Pneumologie
Trois minutes plutôt que six pour le test de marche dans l'hypertension pulmonaire ?
Le test de marche de 3 minutes pourrait être une alternative plus rapide au test de 6 minutes, mais il est très incertain qu’il’ fournirait des informations fiables, notamment grâce à l’analyse du « cardiac effort ». La prise en compte de la distance parcourue et des facteurs physiques pouvant l’influencer est essentielle. D’après un entretien avec Bruno DEGANO
Une étude, dont les résultats sont parus en février 2026dans l’ERJ Open Research, a cherché à comparer les distances parcourues au cours du test de marche de 6 minutes versus le test de marche de 3 minutes, la fréquence cardiaque, et l’effort cardiaque chez des patients atteints d’hypertension artérielle pulmonaires et des sujets sains. Il s’agit d’une étude observationnelle prospective qui a inclus 40 participants (20 patients atteints d’hypertension artérielle pulmonaire et 20 témoins sains) Les patients atteints d’hypertension artérielle pulmonaire étaient majoritairement jeunes, à faible risque et sous traitement combiné. Chaque participant a réalisé un test de marche de 3 minutes et de 6 minutes, avec une mesure continue de la fréquence cardiaque et un calcul du « cardiac effort »(battements/mètre). Des analyses statistiques ont été réalisées pour comparer les résultats et étudier les corrélations
Une corrélation de corrélation
Le professeur Bruno DEGANO, chef du service de Pneumologie-Physiologie, au Centre Hospitalier Grenoble-Alpes, rappelle que le test de marche de 6 minutes a pour objectif de refléter l’état hémodynamique au cours de l’hypertension artérielle pulmonaire, pour éviter la complexité liée aux mesures invasives. Les patients marchent avant et après une intervention thérapeutique à visée hémodynamique. Si le test de marche est amélioré, il est alors considéré que le traitement est efficace sur les vaisseaux pulmonaires. Le test de marche de 6 minutes n’est donc déjà qu’un reflet du critère de jugement. Le test de marche de 3 minutes serait donc une corrélation de corrélation.

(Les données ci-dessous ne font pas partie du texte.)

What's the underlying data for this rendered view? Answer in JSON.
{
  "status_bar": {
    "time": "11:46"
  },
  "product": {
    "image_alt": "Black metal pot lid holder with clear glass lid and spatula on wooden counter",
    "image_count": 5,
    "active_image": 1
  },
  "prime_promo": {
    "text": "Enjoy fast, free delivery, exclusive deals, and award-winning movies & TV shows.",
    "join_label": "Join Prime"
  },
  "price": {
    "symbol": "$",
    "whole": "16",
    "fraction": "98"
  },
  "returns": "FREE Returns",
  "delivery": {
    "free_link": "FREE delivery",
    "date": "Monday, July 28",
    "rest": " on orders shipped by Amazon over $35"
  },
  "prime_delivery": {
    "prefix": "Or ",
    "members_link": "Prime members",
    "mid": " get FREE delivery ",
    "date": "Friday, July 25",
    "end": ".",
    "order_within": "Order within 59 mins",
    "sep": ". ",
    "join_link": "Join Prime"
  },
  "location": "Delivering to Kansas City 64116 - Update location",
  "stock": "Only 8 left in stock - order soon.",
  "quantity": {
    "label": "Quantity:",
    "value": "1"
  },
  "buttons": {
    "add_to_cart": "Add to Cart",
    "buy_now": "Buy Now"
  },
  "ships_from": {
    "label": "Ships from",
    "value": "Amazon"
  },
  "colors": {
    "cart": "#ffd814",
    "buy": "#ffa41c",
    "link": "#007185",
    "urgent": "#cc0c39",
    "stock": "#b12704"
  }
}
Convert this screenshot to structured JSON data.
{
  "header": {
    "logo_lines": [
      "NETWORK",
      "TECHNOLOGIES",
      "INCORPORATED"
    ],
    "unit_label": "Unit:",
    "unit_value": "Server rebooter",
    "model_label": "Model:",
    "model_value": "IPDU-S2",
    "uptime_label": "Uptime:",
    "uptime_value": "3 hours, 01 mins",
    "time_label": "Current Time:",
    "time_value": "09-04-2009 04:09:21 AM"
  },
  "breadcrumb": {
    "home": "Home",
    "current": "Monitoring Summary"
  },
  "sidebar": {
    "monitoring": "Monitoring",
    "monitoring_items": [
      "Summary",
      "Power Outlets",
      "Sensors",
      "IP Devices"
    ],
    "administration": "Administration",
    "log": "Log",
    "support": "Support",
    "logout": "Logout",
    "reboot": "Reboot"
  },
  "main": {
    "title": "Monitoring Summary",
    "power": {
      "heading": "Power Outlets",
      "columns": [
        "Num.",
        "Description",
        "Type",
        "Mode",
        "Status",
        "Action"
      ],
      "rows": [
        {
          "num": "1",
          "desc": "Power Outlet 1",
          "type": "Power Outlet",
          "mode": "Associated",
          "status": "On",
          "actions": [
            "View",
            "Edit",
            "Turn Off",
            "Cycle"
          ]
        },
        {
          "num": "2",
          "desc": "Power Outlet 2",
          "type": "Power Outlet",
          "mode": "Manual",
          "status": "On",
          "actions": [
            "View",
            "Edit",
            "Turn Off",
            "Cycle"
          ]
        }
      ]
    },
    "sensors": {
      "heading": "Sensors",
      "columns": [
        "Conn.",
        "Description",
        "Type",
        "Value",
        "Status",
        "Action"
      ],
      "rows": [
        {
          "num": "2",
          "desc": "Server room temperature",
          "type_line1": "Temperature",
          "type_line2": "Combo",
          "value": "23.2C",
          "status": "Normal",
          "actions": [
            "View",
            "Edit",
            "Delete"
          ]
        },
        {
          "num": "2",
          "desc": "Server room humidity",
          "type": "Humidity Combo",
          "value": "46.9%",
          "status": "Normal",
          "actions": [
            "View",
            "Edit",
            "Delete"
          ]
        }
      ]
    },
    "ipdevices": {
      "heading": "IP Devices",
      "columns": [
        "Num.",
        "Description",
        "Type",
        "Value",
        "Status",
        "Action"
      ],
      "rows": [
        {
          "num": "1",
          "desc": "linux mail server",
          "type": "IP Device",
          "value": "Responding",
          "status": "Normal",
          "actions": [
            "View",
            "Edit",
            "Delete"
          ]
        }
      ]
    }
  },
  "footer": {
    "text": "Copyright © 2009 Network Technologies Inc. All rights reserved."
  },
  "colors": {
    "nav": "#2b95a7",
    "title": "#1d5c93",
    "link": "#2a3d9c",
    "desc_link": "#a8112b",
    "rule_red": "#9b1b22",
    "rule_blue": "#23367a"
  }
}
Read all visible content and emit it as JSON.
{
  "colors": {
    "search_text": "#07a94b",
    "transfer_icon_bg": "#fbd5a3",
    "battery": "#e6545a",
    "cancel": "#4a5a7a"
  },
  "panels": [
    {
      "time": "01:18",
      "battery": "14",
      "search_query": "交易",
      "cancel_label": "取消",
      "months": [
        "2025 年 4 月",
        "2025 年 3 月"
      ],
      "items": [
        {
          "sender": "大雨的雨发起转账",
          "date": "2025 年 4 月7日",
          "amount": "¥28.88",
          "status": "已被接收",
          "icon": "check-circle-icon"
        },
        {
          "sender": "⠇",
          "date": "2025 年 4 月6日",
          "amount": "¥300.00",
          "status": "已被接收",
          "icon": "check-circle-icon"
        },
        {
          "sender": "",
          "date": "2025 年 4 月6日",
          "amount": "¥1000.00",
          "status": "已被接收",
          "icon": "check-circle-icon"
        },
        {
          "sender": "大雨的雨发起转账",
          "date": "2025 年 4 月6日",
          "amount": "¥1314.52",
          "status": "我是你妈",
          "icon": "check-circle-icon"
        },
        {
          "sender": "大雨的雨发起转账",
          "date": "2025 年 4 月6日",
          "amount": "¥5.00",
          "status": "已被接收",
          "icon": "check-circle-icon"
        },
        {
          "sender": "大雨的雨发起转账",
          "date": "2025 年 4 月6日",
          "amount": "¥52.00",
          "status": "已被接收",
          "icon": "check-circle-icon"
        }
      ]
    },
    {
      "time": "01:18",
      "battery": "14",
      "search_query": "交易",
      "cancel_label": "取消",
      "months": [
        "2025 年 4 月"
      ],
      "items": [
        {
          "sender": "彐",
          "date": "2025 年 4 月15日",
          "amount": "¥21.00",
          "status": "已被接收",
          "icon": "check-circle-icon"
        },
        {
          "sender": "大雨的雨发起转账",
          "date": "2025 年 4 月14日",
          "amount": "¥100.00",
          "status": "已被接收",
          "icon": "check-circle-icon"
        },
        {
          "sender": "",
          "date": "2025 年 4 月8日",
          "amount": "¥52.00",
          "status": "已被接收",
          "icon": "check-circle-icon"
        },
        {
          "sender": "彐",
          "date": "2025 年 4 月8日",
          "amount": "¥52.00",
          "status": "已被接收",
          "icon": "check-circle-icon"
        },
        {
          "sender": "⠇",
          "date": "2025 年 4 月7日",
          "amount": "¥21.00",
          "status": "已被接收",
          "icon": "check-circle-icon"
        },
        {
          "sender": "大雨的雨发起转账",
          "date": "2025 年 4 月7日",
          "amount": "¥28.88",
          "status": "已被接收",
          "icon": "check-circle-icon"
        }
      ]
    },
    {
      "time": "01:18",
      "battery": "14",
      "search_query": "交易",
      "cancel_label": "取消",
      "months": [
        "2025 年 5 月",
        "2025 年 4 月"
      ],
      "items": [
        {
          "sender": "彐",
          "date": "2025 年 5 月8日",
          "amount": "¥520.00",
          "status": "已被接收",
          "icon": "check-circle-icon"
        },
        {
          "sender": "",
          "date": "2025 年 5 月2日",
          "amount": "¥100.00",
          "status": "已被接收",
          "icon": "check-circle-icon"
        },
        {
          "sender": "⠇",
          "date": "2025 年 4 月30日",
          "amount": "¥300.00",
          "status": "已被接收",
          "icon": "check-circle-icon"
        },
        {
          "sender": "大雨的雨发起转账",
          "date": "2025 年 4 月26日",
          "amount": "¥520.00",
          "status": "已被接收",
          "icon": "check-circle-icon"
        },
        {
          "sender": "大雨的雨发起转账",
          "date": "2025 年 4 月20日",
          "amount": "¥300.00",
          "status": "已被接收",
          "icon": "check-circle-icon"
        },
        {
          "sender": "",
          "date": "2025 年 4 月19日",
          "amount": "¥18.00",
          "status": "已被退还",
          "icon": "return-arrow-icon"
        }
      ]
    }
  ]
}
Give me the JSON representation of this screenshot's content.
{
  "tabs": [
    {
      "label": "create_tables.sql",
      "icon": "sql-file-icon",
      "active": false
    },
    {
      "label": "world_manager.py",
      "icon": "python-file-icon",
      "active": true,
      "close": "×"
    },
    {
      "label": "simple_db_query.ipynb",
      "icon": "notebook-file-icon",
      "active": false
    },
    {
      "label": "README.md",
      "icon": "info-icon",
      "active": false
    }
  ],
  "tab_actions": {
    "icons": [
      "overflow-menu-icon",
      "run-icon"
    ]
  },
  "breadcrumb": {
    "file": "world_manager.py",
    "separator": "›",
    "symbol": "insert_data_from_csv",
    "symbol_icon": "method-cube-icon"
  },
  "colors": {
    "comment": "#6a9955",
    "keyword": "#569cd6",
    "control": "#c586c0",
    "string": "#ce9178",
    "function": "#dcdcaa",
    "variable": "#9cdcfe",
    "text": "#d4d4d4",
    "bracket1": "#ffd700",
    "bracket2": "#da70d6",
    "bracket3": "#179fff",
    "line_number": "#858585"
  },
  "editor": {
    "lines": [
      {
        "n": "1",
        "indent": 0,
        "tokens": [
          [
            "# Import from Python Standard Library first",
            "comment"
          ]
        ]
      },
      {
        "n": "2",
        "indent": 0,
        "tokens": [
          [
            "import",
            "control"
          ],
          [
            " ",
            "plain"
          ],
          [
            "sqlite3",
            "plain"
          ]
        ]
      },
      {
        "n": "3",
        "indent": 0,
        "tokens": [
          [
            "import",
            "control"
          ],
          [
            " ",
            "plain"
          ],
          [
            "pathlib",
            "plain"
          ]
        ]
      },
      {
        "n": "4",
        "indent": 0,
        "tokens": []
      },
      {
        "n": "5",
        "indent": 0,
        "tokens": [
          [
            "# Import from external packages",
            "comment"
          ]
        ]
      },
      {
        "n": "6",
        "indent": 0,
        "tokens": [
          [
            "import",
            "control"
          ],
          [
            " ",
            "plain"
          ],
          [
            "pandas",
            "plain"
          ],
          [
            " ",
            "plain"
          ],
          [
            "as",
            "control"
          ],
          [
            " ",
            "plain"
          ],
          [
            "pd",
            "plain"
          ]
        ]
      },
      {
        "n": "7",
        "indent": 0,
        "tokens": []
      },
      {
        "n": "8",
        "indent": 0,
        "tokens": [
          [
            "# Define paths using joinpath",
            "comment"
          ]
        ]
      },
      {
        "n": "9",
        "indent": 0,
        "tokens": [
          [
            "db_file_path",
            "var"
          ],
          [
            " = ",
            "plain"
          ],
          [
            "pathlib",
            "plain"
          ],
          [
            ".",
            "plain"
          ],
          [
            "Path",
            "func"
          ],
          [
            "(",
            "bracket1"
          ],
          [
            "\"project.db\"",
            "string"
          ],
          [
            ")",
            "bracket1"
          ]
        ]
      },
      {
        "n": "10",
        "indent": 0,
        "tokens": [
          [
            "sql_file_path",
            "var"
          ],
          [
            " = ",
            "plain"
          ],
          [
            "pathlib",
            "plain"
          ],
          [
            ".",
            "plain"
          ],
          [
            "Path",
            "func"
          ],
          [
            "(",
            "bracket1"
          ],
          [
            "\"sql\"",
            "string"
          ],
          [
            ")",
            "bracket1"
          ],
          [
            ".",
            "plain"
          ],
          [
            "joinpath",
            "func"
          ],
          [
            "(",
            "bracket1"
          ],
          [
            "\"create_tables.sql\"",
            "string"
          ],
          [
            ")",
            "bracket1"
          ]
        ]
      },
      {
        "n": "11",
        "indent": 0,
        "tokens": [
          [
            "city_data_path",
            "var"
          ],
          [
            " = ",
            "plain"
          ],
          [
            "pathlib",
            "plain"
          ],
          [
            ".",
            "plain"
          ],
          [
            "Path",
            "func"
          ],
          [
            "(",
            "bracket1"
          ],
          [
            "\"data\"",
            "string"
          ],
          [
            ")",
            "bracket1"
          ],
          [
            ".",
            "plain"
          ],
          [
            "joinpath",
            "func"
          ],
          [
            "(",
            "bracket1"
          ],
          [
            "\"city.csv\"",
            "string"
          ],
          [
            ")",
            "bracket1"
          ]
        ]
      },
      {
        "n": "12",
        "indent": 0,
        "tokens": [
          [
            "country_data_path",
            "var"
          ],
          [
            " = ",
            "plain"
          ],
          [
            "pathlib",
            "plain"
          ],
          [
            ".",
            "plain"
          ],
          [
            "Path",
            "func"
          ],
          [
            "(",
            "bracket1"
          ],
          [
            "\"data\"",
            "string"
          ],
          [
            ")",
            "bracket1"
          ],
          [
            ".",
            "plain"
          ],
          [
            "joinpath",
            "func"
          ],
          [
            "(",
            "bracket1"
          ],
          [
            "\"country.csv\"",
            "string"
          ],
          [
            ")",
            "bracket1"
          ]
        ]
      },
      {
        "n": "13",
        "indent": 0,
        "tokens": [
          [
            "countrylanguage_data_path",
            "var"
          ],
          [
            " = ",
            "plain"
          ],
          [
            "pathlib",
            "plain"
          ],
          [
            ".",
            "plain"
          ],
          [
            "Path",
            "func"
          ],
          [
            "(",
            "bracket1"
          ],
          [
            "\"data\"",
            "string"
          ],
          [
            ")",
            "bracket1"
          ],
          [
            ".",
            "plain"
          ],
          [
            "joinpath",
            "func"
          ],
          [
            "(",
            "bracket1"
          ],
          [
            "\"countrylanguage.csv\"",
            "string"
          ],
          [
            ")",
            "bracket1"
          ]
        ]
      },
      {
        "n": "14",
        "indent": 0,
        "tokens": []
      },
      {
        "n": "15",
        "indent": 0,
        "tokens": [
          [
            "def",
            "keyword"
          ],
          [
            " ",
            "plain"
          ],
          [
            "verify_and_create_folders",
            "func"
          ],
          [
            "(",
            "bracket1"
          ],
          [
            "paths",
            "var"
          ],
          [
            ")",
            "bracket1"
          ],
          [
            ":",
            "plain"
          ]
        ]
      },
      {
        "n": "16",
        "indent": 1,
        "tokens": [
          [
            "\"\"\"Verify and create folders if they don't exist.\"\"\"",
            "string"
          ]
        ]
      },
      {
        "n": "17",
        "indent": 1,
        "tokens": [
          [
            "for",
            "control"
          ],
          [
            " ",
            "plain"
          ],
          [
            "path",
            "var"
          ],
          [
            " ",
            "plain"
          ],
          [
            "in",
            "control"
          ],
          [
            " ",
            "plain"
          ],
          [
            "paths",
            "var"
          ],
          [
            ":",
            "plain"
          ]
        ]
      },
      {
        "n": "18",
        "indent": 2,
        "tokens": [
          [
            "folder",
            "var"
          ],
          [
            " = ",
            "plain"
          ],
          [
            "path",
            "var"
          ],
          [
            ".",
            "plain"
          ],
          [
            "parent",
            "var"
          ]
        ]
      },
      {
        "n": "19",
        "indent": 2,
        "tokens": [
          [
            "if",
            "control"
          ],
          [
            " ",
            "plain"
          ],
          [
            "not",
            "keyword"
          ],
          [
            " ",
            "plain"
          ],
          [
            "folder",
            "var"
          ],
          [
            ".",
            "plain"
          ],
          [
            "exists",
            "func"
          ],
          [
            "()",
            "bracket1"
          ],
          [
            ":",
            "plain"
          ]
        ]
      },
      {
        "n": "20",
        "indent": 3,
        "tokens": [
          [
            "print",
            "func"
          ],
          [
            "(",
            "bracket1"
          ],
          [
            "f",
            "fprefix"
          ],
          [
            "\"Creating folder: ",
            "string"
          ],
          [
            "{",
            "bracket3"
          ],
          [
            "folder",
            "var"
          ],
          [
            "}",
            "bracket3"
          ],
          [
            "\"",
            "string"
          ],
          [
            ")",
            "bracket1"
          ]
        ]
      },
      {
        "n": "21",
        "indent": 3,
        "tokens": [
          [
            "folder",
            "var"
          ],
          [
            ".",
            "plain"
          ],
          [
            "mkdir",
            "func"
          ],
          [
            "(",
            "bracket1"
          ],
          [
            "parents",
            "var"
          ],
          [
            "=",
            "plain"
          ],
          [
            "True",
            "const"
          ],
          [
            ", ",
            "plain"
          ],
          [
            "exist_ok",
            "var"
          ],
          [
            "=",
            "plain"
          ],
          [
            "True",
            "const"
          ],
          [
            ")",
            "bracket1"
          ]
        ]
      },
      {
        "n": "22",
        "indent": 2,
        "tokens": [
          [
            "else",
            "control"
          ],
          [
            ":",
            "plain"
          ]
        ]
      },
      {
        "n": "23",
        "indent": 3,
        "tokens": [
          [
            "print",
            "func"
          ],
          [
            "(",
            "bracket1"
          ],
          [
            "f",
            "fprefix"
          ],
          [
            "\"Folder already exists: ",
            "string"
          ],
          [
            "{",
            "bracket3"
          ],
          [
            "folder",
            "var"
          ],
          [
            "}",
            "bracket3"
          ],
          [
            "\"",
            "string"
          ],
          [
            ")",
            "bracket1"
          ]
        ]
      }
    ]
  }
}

Bruno DEGANO précise que le test de marche de 6 minutes est non spécifique et que beaucoup d’essais thérapeutiques sont déjà revenus négatifs. Ainsi, envisager un test de marche de 3 minutes, serait encore moins spécifique, pour refléter l’efficacité thérapeutique dans l’hypertension artérielle pulmonaire.
C’est la distance qui tranche et non la durée du test
Bruno DEGANO explique que le critère qui est pertinent pour juger de l’efficacité des médicaments sur l’hypertension artérielle pulmonaire est la distance parcourue en 6 minutes de marche. Ainsi, avant d’envisager d’adopter un test plus court pour juger du pronostic et de l’efficacité du traitement, il est nécessaire de comparer les distances. Le concept de « cardiac effort » qui consiste à diviser la fréquence cardiaque par la distance parcourue est nouveau et nécessite la réalisation d’un ECG pendant le test de marche, adossé à un logiciel dédié. Ce concept n’est pas adopté par la communauté, car si les médicaments fonctionnent sur l’hémodynamique, la distance de marche peut être limitée par d’autres éléments qu’une cause cardiaque. Un test de 3 minutes n’est pas envisageable sauf si l’on arrive à démontrer que la distance parcourue est le reflet de l’hémodynamique au cours de l’hypertension artérielle pulmonaire.
En conclusion, il parait inenvisageable de remplacer le test de marche de 6 minutes par un test de 3 minutes car les résultats fournis par le test de 6 minutes sont déjà indirects. Une corrélation de corrélation éloigne progressivement de la réalité et ne permet pas d’obtenir des résultats solides et fiables.